The Shadowfell: Gloomwrought and Beyond introduces an entire city set in my favorite corner of the multiverse: the realm of shadow. Shadowfell is a gloomy reflection of the natural world: a place of death and decay. Imagine a cross between Dracula’s Transylvania and Tim Burton’s Halloweentown, and you might be a little close. While it’s not necessarily an evil place – death is a part of life, after all – it’s probably not the place you want to be caught after sundown: restless spirits and undead draw their power from this realm, as do assassins and other dark beings. The Shadowfell is under the rule of the Raven Queen, the goddess of winter and death. (Incidentally, here’s what I always think of when I try to describe the Shadowfell.)
Shadowfell: Gloomwrought and Beyond is a comprehensive resource for those who would venture forth into the Raven Queen’s demesne.
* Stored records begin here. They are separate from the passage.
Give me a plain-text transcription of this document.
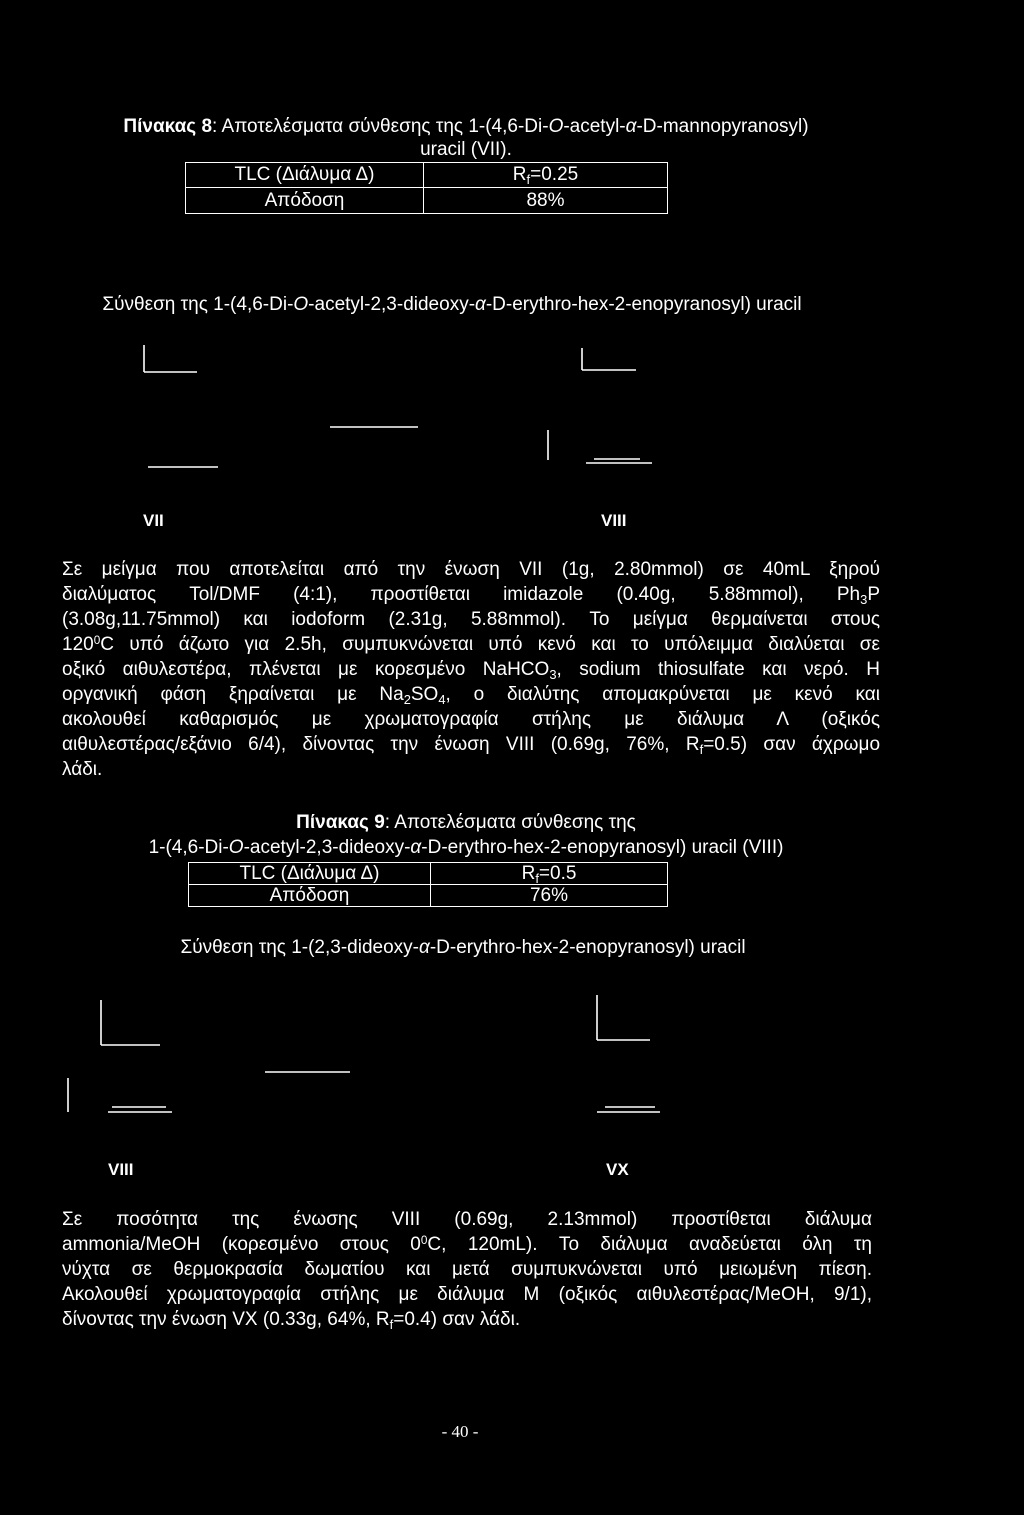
Πίνακας 8: Αποτελέσματα σύνθεσης της 1-(4,6-Di-O-acetyl-α-D-mannopyranosyl)
uracil (VII).
TLC (Διάλυμα Δ)	$R_f=0.25$
Απόδοση	88%
Σύνθεση της 1-(4,6-Di-O-acetyl-2,3-dideoxy-α-D-erythro-hex-2-enopyranosyl) uracil
VII	VIII
Σε μείγμα που αποτελείται από την ένωση VII (1g, 2.80mmol) σε 40mL ξηρού
διαλύματος Tol/DMF (4:1), προστίθεται imidazole (0.40g, 5.88mmol), $Ph_3P$
(3.08g,11.75mmol) και iodoform (2.31g, 5.88mmol). Το μείγμα θερμαίνεται στους
$120^0C$ υπό άζωτο για 2.5h, συμπυκνώνεται υπό κενό και το υπόλειμμα διαλύεται σε
οξικό αιθυλεστέρα, πλένεται με κορεσμένο NaHCO$_3$, sodium thiosulfate και νερό. Η
οργανική φάση ξηραίνεται με $Na_2SO_4$, ο διαλύτης απομακρύνεται με κενό και
ακολουθεί καθαρισμός με χρωματογραφία στήλης με διάλυμα Λ (οξικός
αιθυλεστέρας/εξάνιο 6/4), δίνοντας την ένωση VIII (0.69g, 76%, $R_f=0.5$) σαν άχρωμο
λάδι.
Πίνακας 9: Αποτελέσματα σύνθεσης της
1-(4,6-Di-O-acetyl-2,3-dideoxy-α-D-erythro-hex-2-enopyranosyl) uracil (VIII)
TLC (Διάλυμα Δ)	$R_f=0.5$
Απόδοση	76%
Σύνθεση της 1-(2,3-dideoxy-α-D-erythro-hex-2-enopyranosyl) uracil
VIII	VX
Σε ποσότητα της ένωσης VIII (0.69g, 2.13mmol) προστίθεται διάλυμα
ammonia/MeOH (κορεσμένο στους $0^0C$, 120mL). Το διάλυμα αναδεύεται όλη τη
νύχτα σε θερμοκρασία δωματίου και μετά συμπυκνώνεται υπό μειωμένη πίεση.
Ακολουθεί χρωματογραφία στήλης με διάλυμα Μ (οξικός αιθυλεστέρας/MeOH, 9/1),
δίνοντας την ένωση VX (0.33g, 64%, $R_f=0.4$) σαν λάδι.
- 40 -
Gloomwrought is an enormous metropolis whose face is constantly shifting. Buildings rise and fall overnight, streets shift and, as you would guess, a pervasive sense of gloom and death hangs over the entire city like a low fog. It is D&D’s first capital of Gothic Horror, and if you’re reminded of the classic Ravenloft setting then it’s probably not coincidental. Much like Ravenloft, the Shadowrealm, and Gloomwrought, lurks around every corner: tumble through a portal, slip into a particularly dark patch of shade or even die under the right circumstances and you may very well find yourself among the dead men.
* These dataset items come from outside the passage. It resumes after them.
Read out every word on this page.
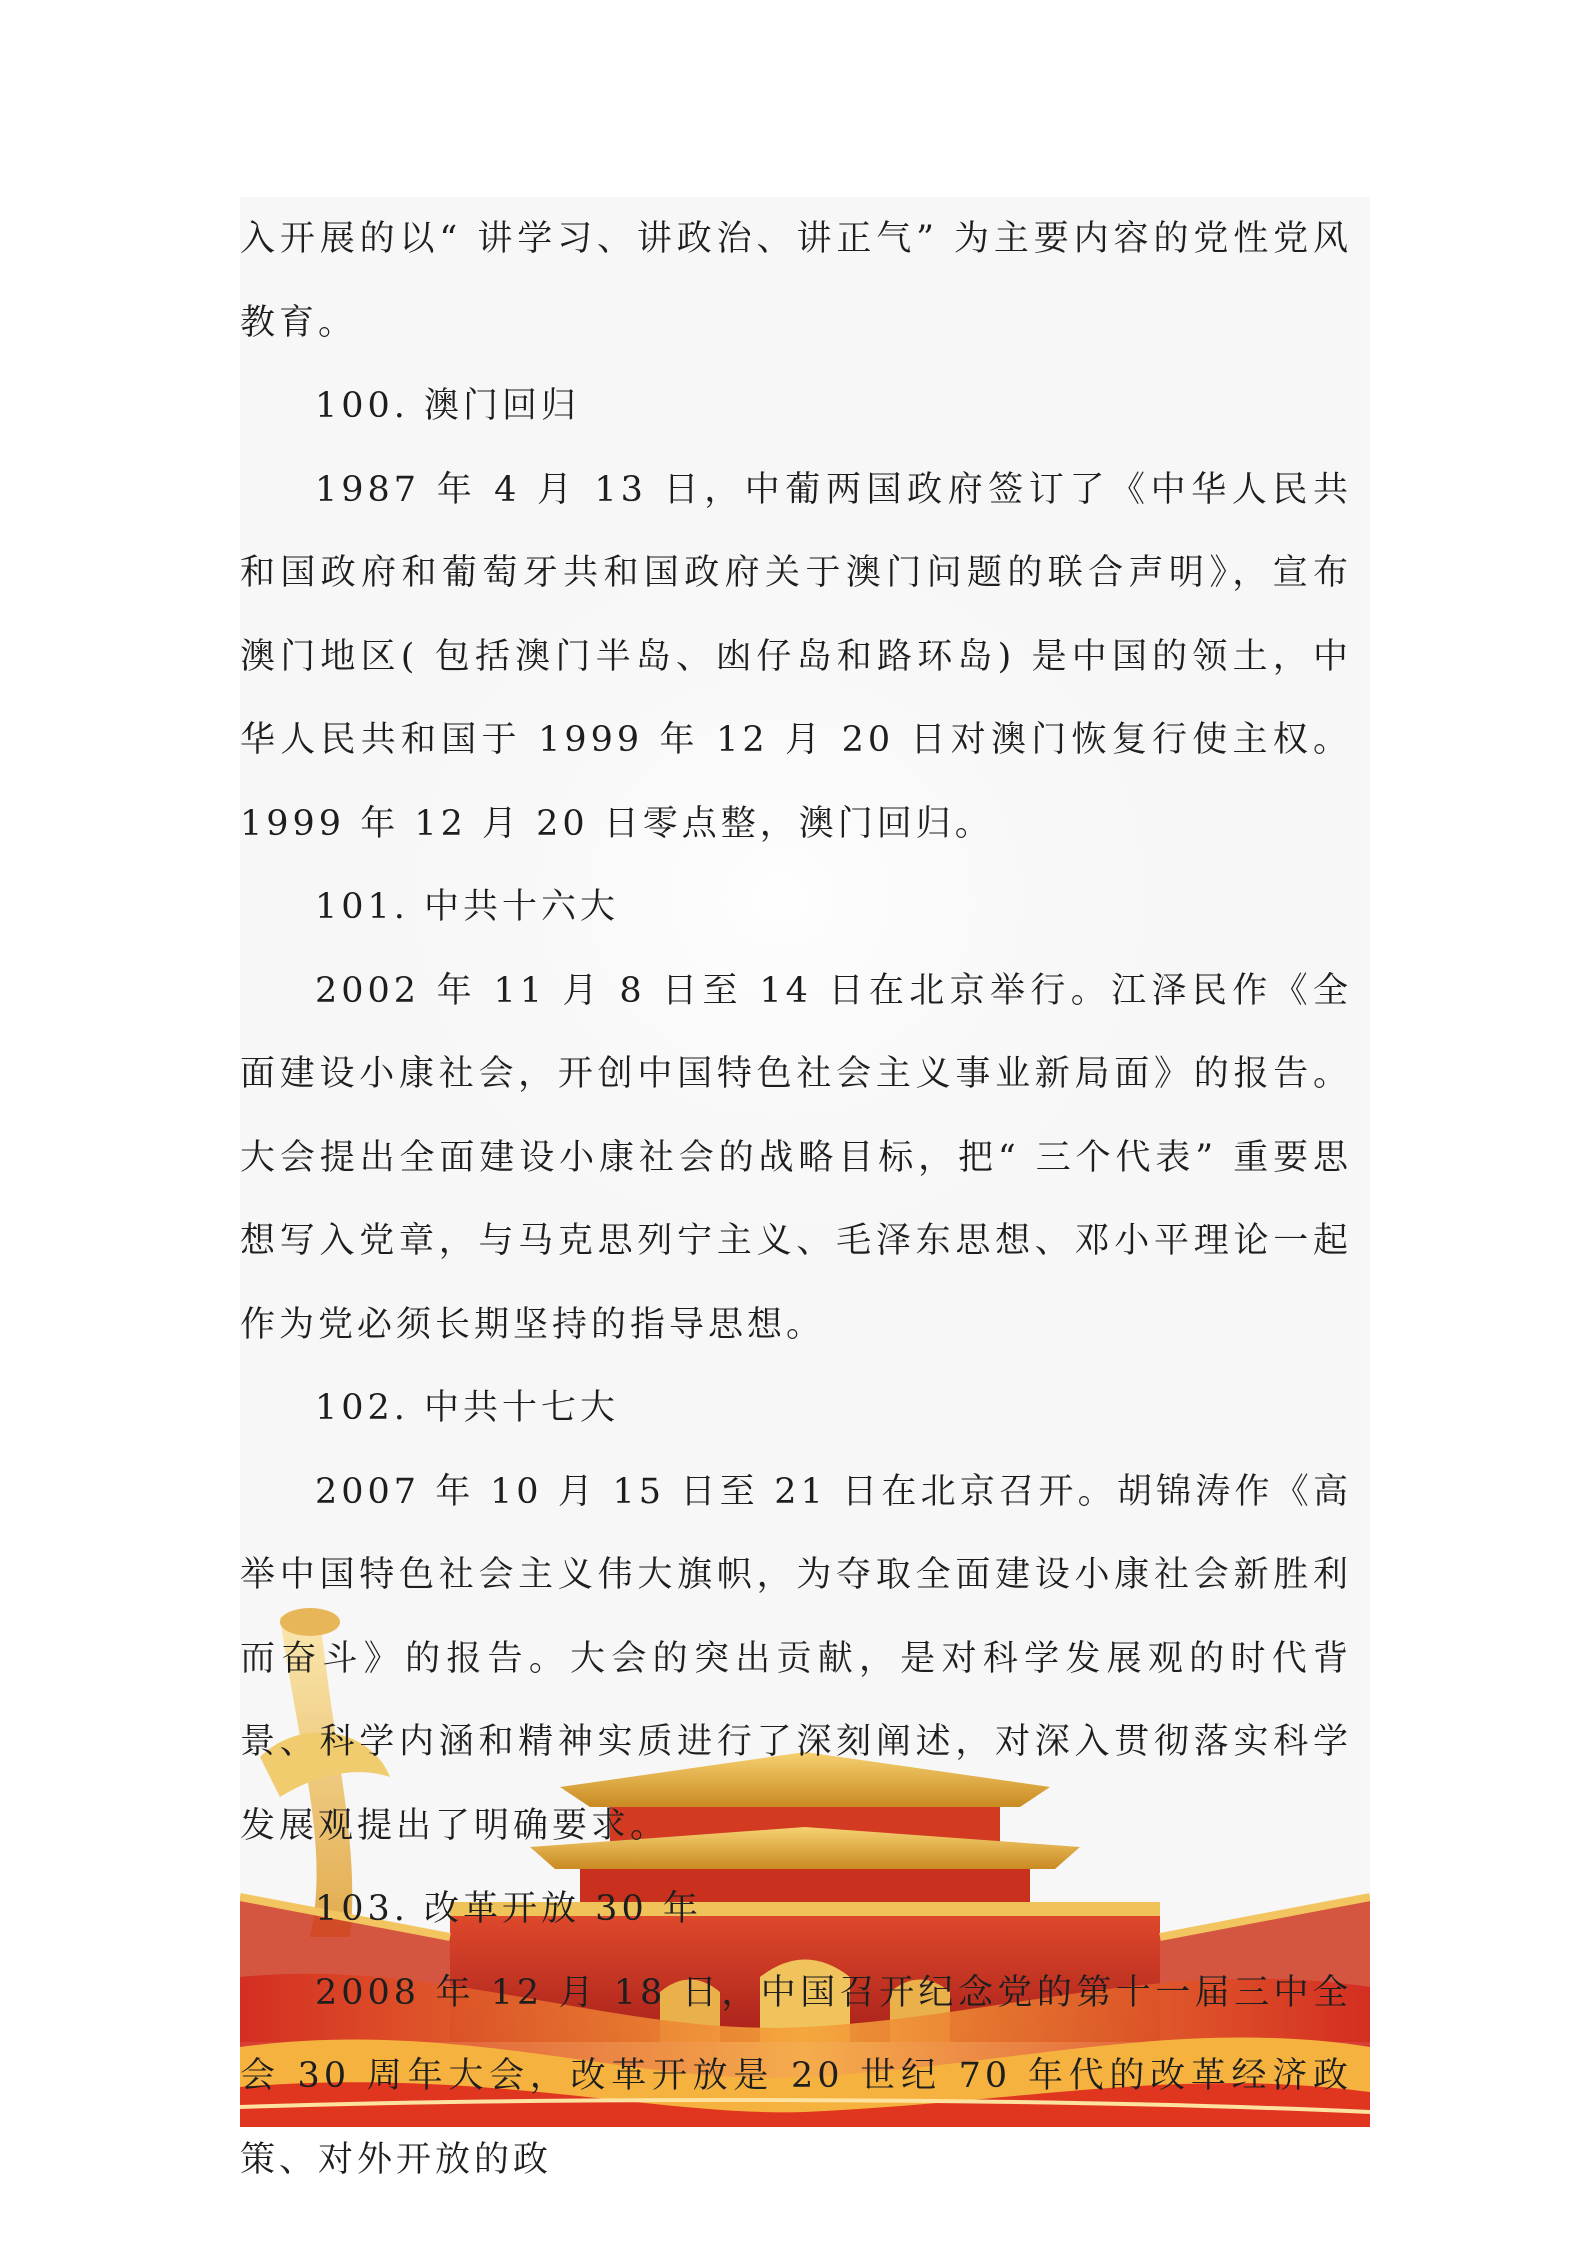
入开展的以“ 讲学习、讲政治、讲正气” 为主要内容的党性党风教育。

100. 澳门回归

1987 年 4 月 13 日，中葡两国政府签订了《中华人民共和国政府和葡萄牙共和国政府关于澳门问题的联合声明》，宣布澳门地区( 包括澳门半岛、凼仔岛和路环岛) 是中国的领土，中华人民共和国于 1999 年 12 月 20 日对澳门恢复行使主权。1999 年 12 月 20 日零点整，澳门回归。

101. 中共十六大

2002 年 11 月 8 日至 14 日在北京举行。江泽民作《全面建设小康社会，开创中国特色社会主义事业新局面》的报告。大会提出全面建设小康社会的战略目标，把“ 三个代表” 重要思想写入党章，与马克思列宁主义、毛泽东思想、邓小平理论一起作为党必须长期坚持的指导思想。

102. 中共十七大

2007 年 10 月 15 日至 21 日在北京召开。胡锦涛作《高举中国特色社会主义伟大旗帜，为夺取全面建设小康社会新胜利而奋斗》的报告。大会的突出贡献，是对科学发展观的时代背景、科学内涵和精神实质进行了深刻阐述，对深入贯彻落实科学发展观提出了明确要求。

103. 改革开放 30 年

2008 年 12 月 18 日，中国召开纪念党的第十一届三中全会 30 周年大会，改革开放是 20 世纪 70 年代的改革经济政策、对外开放的政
Gloomwrought is full of intrigue, with various shadowy powers and secretive organizations all working to achieve their goals. Between their spider’s webs of plot and perfidy the common people – common for Gloomwrought, that is – struggle to live their lives (or afterlives) in the ruins of a half-dead city. Gloomwrought might not be hell, but it’s probably pretty damn close. Maybe one of hell’s suburbs. Beelzebub’s bedroom community. The city is a claustrophobic rat’s nest, but fortunately, this supplement comes with an enormous fold-out map. You may lose your soul, but you’ll never lose your place in the city.
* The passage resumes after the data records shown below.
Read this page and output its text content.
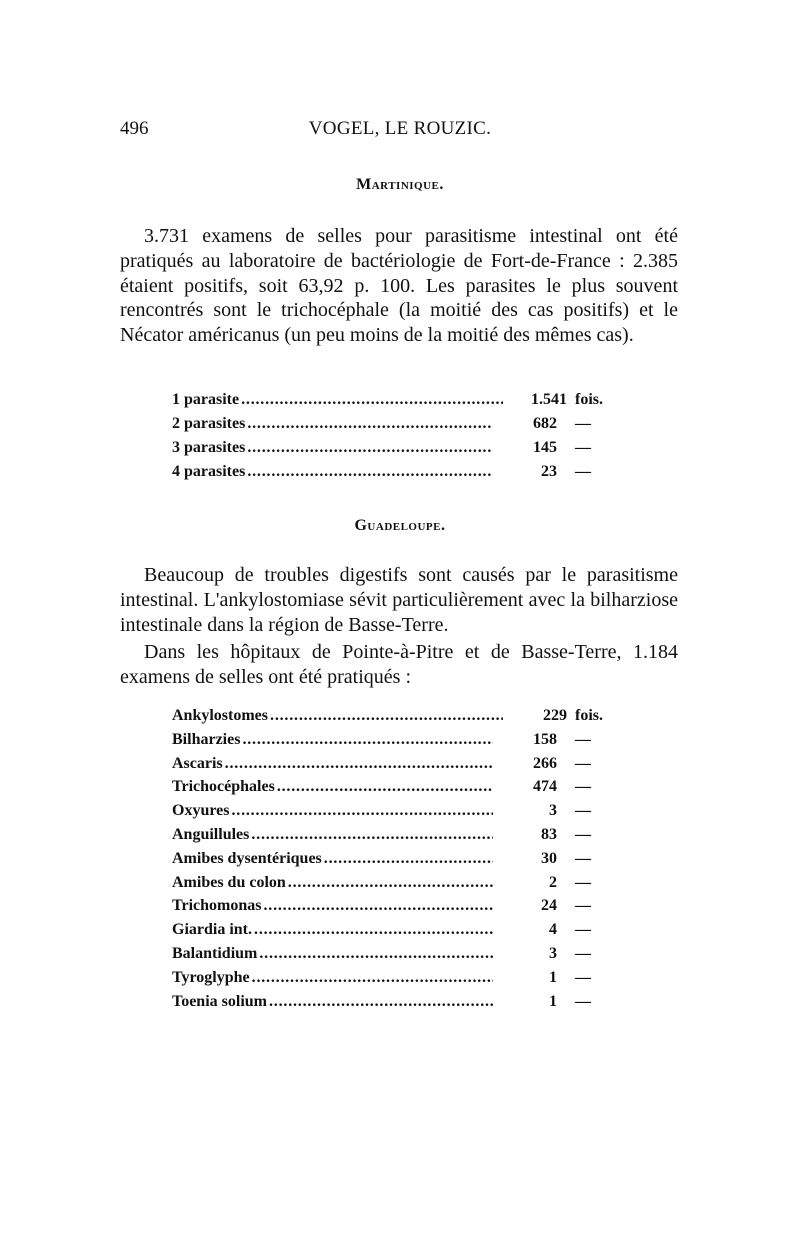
496	VOGEL, LE ROUZIC.
Martinique.
3.731 examens de selles pour parasitisme intestinal ont été pratiqués au laboratoire de bactériologie de Fort-de-France : 2.385 étaient positifs, soit 63,92 p. 100. Les parasites le plus souvent rencontrés sont le trichocéphale (la moitié des cas positifs) et le Nécator américanus (un peu moins de la moitié des mêmes cas).
1 parasite . . .	1.541 fois.
2 parasites . . .	682	—
3 parasites . . .	145	—
4 parasites . . .	23	—
Guadeloupe.
Beaucoup de troubles digestifs sont causés par le parasitisme intestinal. L'ankylostomiase sévit particulièrement avec la bilharziose intestinale dans la région de Basse-Terre.
Dans les hôpitaux de Pointe-à-Pitre et de Basse-Terre, 1.184 examens de selles ont été pratiqués :
Ankylostomes . . .	229 fois.
Bilharzies . . .	158	—
Ascaris . . .	266	—
Trichocéphales . . .	474	—
Oxyures . . .	3	—
Anguillules . . .	83	—
Amibes dysentériques . . .	30	—
Amibes du colon . . .	2	—
Trichomonas . . .	24	—
Giardia int. . . .	4	—
Balantidium . . .	3	—
Tyroglyphe . . .	1	—
Toenia solium . . .	1	—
While Heroes of Shadow and a few other supplements have addressed adventures in the Shadowfell to some extent, a good third of Shadowfell: Gloomwrought and Beyond extends its focus to the world beyond the city’s walls. Mires, frozen mountains and haunted forests full of ruins are easily within the grasp of a bold adventurer. The especially brave – or foolhardy – can even venture forth to Letherna, the city of the Raven Queen. Good luck, though: Gloomwrought is a bastion of tolerance and liberal enlightenment compared to Letherna. The Queen’s Ebony Guard ruthlessly eliminates any possible threat to their divine mistress.
Like most of the other D&D campaign settings, Shadowfell: Gloomwrought and Beyond is full of keyed encounters. The aforementioned city map flips over to reveal several encounter maps, and the set comes with several perforated cardboard sheets of punch-out tokens. Also included is a stack of cards that can be used to enhance combat encounters in the Shadowfell. While I’ve never used the cards myself, I know people who do, and they’re a nice and simple way to build on the dark character of the setting.
The Shadowfell: Gloomwrought and Beyond is a complete campaign setting, and you could easily run an entire game set here alone. However, my thinking is that running a Shadowfell-exclusive game would probably be a little oppressive and dark for most groups. The Shadowfell corrupts characters who are exposed to it for too long, and it’s probably for the best that this is so: Darkness can only be appreciated when contrasted by light. The setting will work best as an off-and-off-again destination, I think.
Some gamers may be planning on holding off on buying any more fourth edition D&D products, knowing that a new edition is just around the corner. While I can understand that, Shadowfell: Gloomwrought and Beyond is a fantastic product, and most of it is a description of the city and its immediate surroundings. There’s not much keeping a creative dungeon master from using this setting with any system. What little mechanical content there is could easily be kitbashed into suitable substitutions from whatever edition you prefer – past, present or future. Happy gaming…and I’ll see you on the other side.